1. You ignore the impact that the Rising had on Irish Constitutionalism.
Prior to the War in 1914, John Redmond their leader, had achieved his life's work, passing of the Irish Home Rule Bill, suspended for the duration of the War.

At that stage, the Irish MPs sitting in the Westminster Parliament had achieve a solid block and were the dominant voice of Irish Catholics.

The Easter Rising, was a direct challenge to parliamentarianism and a challenge to their right to speak for Ireland.

In hindsight its is possible see that the British disastrous handling of the Rising paved the way for the success of Sinn Fein in the 1918 election.

The big losers were the Irish catholic moderates.

2. You dismiss the IRC as a para-military body cantoned in barracks.

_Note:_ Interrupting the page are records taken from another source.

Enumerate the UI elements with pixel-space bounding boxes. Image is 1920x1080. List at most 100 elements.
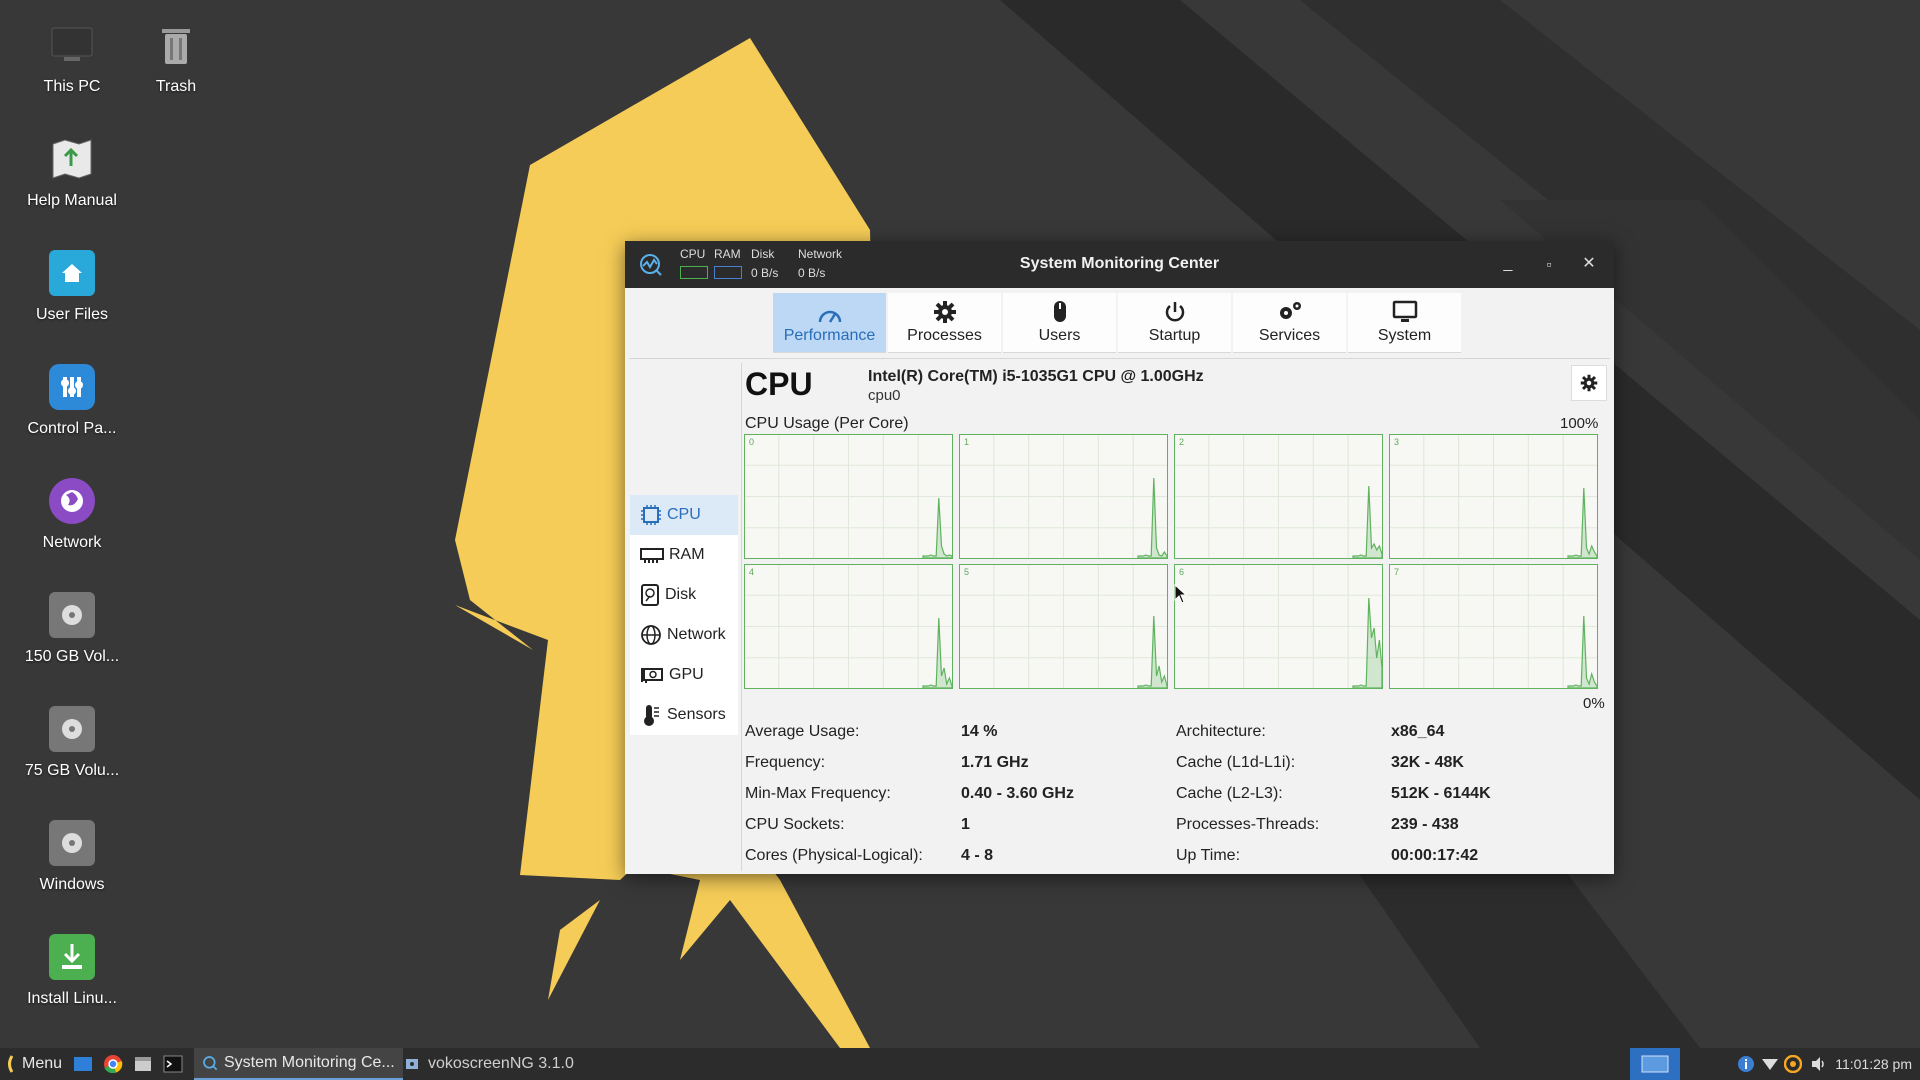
sidebar-item-network[interactable]: Network [630,615,738,655]
desktop-icon-network[interactable]: Network [7,478,137,552]
stat-label: Cores (Physical-Logical): [745,847,923,864]
vokoscreen-icon [406,1059,418,1069]
menu-button[interactable]: Menu [6,1048,62,1080]
desktop-icon-install-linux[interactable]: Install Linu... [7,934,137,1008]
graph-scale-max: 100% [1560,415,1599,432]
trash-icon [153,22,199,68]
ram-module-icon [640,548,664,563]
system-monitor-window: CPU RAM Disk Network 0 B/s 0 B/s System … [625,241,1614,874]
desktop-icon-label: Install Linu... [27,990,117,1007]
stat-label: Processes-Threads: [1176,816,1320,833]
wifi-icon [1762,1059,1778,1070]
tab-label: Services [1258,327,1321,344]
desktop-icon-help-manual[interactable]: Help Manual [7,136,137,210]
gear-icon [933,301,956,323]
stat-label: Cache (L1d-L1i): [1176,754,1296,771]
terminal-launcher[interactable] [163,1048,183,1080]
drive-icon [49,592,95,638]
info-tray-icon[interactable] [1737,1048,1755,1080]
mouse-icon [1053,301,1066,322]
home-folder-icon [49,250,95,296]
stat-value: 512K - 6144K [1391,785,1491,802]
tab-label: Processes [907,327,982,344]
core-label: 7 [1394,567,1400,577]
sidebar-item-ram[interactable]: RAM [630,535,738,575]
desktop-icon-label: Help Manual [27,192,117,209]
stat-value: 1 [961,816,970,833]
task-label: System Monitoring Ce... [224,1054,395,1071]
tab-services[interactable]: Services [1233,293,1346,353]
cpu-model-name: Intel(R) Core(TM) i5-1035G1 CPU @ 1.00GH… [868,368,1204,385]
stat-value: 14 % [961,723,998,740]
clock[interactable]: 11:01:28 pm [1835,1056,1912,1072]
drive-icon [49,706,95,752]
core-label: 4 [749,567,755,577]
core-label: 5 [964,567,970,577]
desktop-icon-drive-150[interactable]: 150 GB Vol... [7,592,137,666]
taskbar: Menu System Monitoring Ce... vokoscreenN… [0,1048,1920,1080]
task-system-monitor[interactable]: System Monitoring Ce... [194,1048,403,1080]
stat-value: 32K - 48K [1391,754,1464,771]
maximize-button[interactable]: ▫ [1536,251,1562,277]
window-titlebar[interactable]: CPU RAM Disk Network 0 B/s 0 B/s System … [625,241,1614,288]
minimize-button[interactable]: _ [1495,251,1521,277]
files-launcher[interactable] [133,1048,153,1080]
desktop-icon-label: Trash [155,78,197,95]
update-shield-icon [1784,1055,1802,1073]
map-icon [49,136,95,182]
cpu-device-id: cpu0 [868,387,901,404]
tab-startup[interactable]: Startup [1118,293,1231,353]
sidebar-item-gpu[interactable]: GPU [630,655,738,695]
desktop-icon-control-panel[interactable]: Control Pa... [7,364,137,438]
performance-sidebar: CPU RAM Disk Network GPU Sensors [630,495,738,735]
desktop-icon-drive-75[interactable]: 75 GB Volu... [7,706,137,780]
install-icon [49,934,95,980]
desktop-icon-windows[interactable]: Windows [7,820,137,894]
task-vokoscreen[interactable]: vokoscreenNG 3.1.0 [396,1048,582,1080]
workspace-icon [1641,1055,1669,1073]
gear-icon [1580,374,1598,392]
core-label: 3 [1394,437,1400,447]
graph-scale-min: 0% [1583,695,1605,712]
close-button[interactable]: ✕ [1576,251,1602,277]
tab-label: Users [1038,327,1081,344]
tab-system[interactable]: System [1348,293,1461,353]
computer-icon [49,22,95,68]
desktop-icon-user-files[interactable]: User Files [7,250,137,324]
volume-tray-icon[interactable] [1810,1048,1828,1080]
sidebar-item-disk[interactable]: Disk [630,575,738,615]
show-desktop-launcher[interactable] [73,1048,93,1080]
stat-value: 1.71 GHz [961,754,1029,771]
stat-label: Frequency: [745,754,826,771]
cpu-settings-button[interactable] [1571,365,1607,401]
core-label: 1 [964,437,970,447]
globe-icon [641,625,661,645]
page-title: CPU [745,366,813,402]
tab-processes[interactable]: Processes [888,293,1001,353]
disk-icon [641,584,659,606]
wifi-tray-icon[interactable] [1762,1048,1778,1080]
browser-launcher[interactable] [103,1048,123,1080]
update-tray-icon[interactable] [1784,1048,1802,1080]
files-icon [135,1057,151,1071]
desktop-icon-trash[interactable]: Trash [111,22,241,96]
graph-caption: CPU Usage (Per Core) [745,415,909,432]
stat-label: Cache (L2-L3): [1176,785,1283,802]
core-graph-7: 7 [1389,564,1598,689]
sidebar-item-cpu[interactable]: CPU [630,495,738,535]
workspace-switcher[interactable] [1630,1048,1680,1080]
speaker-icon [1812,1057,1824,1071]
power-icon [1165,302,1184,322]
desktop-icon-label: User Files [35,306,108,323]
sidebar-item-label: Disk [665,586,697,603]
stat-label: CPU Sockets: [745,816,845,833]
thermometer-icon [644,705,659,726]
window-title: System Monitoring Center [1019,255,1220,272]
desktop-icon-label: 75 GB Volu... [24,762,120,779]
stat-label: Average Usage: [745,723,860,740]
tab-performance[interactable]: Performance [773,293,886,353]
tab-divider [629,358,1610,359]
sidebar-item-sensors[interactable]: Sensors [630,695,738,735]
sidebar-item-label: Sensors [667,706,726,723]
tab-users[interactable]: Users [1003,293,1116,353]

I think you should explain that this resulted from the fact that the IV had targeted them for assassination. The initial killings of the police were very unpopular and condemned by the Church but these coupled with intimidation were very effective in removing the Catholic Constabulary from residing in the locality and being accepted by the general public.

Ohterwise, pat yourself on the back for excellent detail you provide.
The first episode only goes until 1914, the outbreak of WWI so it's a little soon for that.

The rest of what you say will come in good time. Rest assured, nothing will be ignored!